The great thing about having this blog as an outlet is that some innocent member of the public may be rendered less endangered by dad jokes.
But, because it’s a tradition, I will for sure walk into the polling booth and announce in a loud voice I’m here to vote for the ACT and where’s the members lounge? Here in the North Shore electorate, the outcome is a certainty. A chap named Simon Watts is about to commence, should he wish, a twenty, thirty, forty year career as our National Party MP.
How will it be conducted, the election? Will it be long weeks of wanting it to stop? Will it be barefaced bullshit lying memes, and contrite apologies for the barefaced bullshit lying memes and next morning still more barefaced bullshit lying memes?
Will it be not malls, not rallies, but people connecting with the Prime Minister on Facebook? Google Docs want to correct what I just typed to Prime Minister of Facebook and well, you can see why the algorithm might see things that way. There’s a very good take at The Conversation on the performance of Prime Minister on the Social Media battleground. If that's where all the votes were cast, she’d have not a lot to worry about.

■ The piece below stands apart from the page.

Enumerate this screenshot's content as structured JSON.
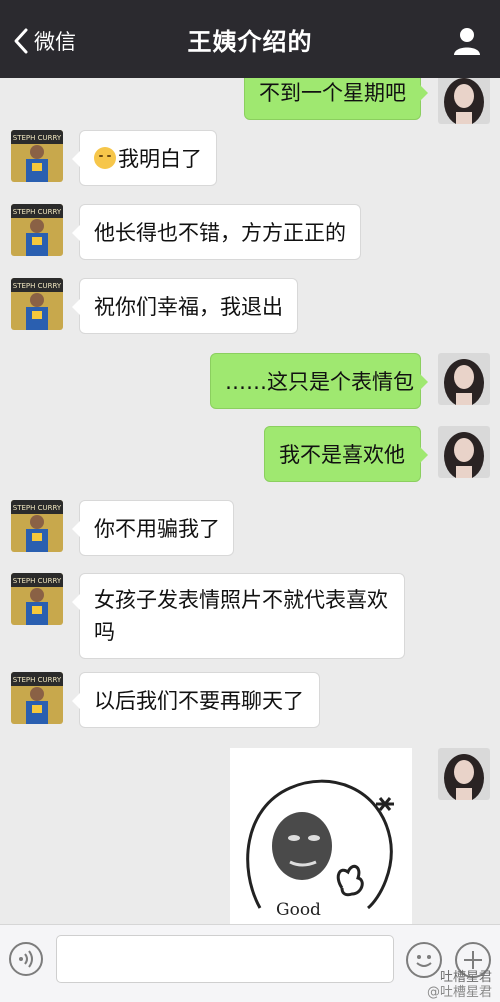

This will be for the largest part a vote about who is trusted most to get us through this, won’t it? Despite the best efforts of the opposition to sow doubt and uncertainty, despite the best efforts of the opposition to appear a better alternative while yo-yoing from advocating an open border to locking it tight and complaining about - the irony! - yo-yo-ing, you do get the sense that there is solid confidence in the present administration, notwithstanding their mistakes. And, you know, who in the world, anywhere has managed to get it wholly right?
You could say that getting people through peril doesn't necessarily aid a Prime Minister. Britain summarily booted out Churchill. Yes, true. But the war was over.
Meanwhile the war goes on and if you're worried we’re doing it all wrong and the plan B geniuses know the real score, Marc Daalder has reliably prepared a corrective.
4.35pm
Kitchen despatches. Elsewhere in the war effort, truly glorious baking continues. Let us continue to dig, click and bake for victory, in whatever fashion suits us best.
Ohh and ps-you got there..well done. Knew there was a reason for the feeling of 'sympatico'
Ooh, as well, am I able to skite about my sourdough bread? Baked it today, and although a modest rise, it's bloody delicious.